Which brings us back to the family-owned conglomerates, or chaebol, towering over Seoul politics. These giants fell like a house of cards in the 1990s as financial contagion exposed debt-driven excesses. Today, the contagion is a pandemic highlighting a different debt problem: overextended households. South Korea is home to one of the biggest household debt bubbles anywhere, one growing bigger amid the coronavirus fallout. In a recent Institute of International Finance review, South Korea had the biggest imbalance among 39 major economies -- 97.9% of GDP versus 84.4% in Britain, 82.5% in Hong Kong and 75.6% in the U.S.
This presents a kind of double whammy for the chaebol. As export markets essentially go on hiatus, consumer balance sheets at home are in no position to pick up the slack.
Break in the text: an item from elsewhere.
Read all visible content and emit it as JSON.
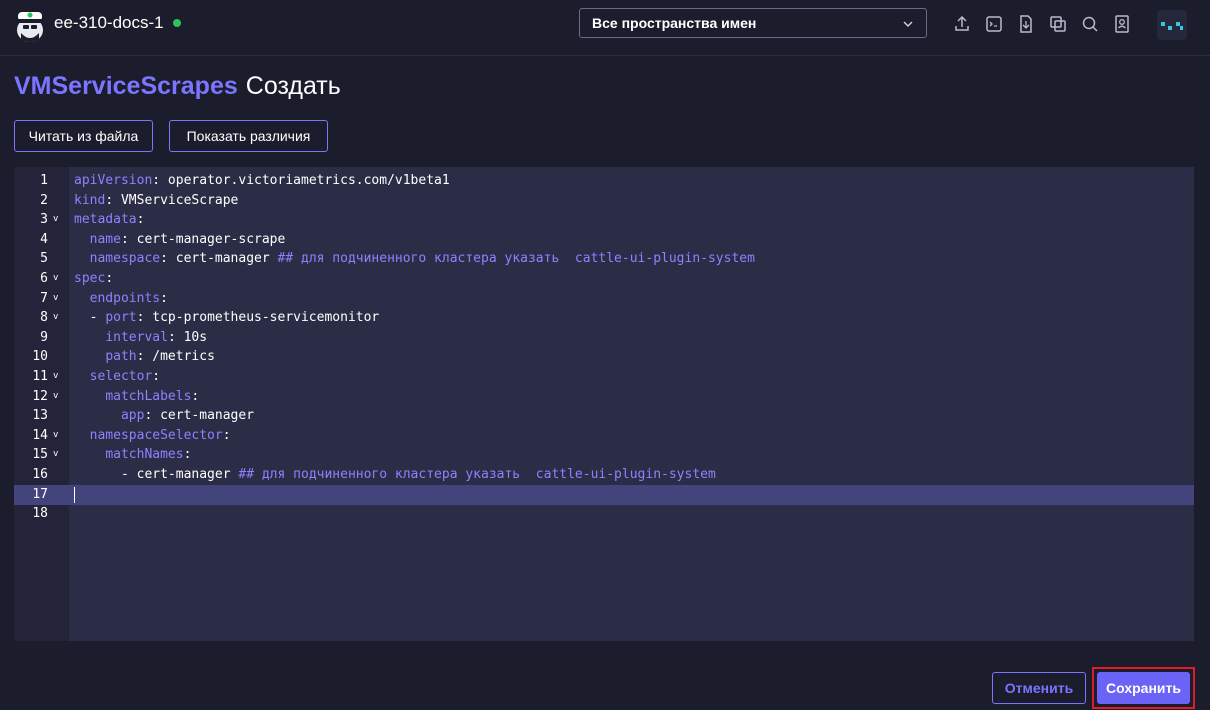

Any move to shed staff or trim wages could create a negative feedback loop for corporate profits and national growth. That puts Lee's BOK in quite a bind. Cutting rates further could fuel more household leveraging. Soaring home prices are already increasing inequality and hurting Moon's approval ratings. But if he moves too slowly to stabilize the financial system, Lee risks repelling foreign investors. Lee's team must do a more creative job of walking this tightrope.
Moon's own balancing act has become precarious, too. A couple of months ago, South Korea's COVID-19 success was the toast of epidemiologists around the globe. But a new wave of infections is pressuring Moon to announce an even higher level of physical distancing rules, undermining GDP further. The real economic worry is of a slow burn nature. Since 2008, the year of the "Lehman shock," South Korea has been led by three governments who promised epochal reform, only to throttle back once they realized the magnitude of the task.
Now it is Moon's turn to rue the day he put off major change back when the economic sun was shining. Moonwalking will not do. It is time to step up efforts to create a more vibrant and competitive South Korea once and for all.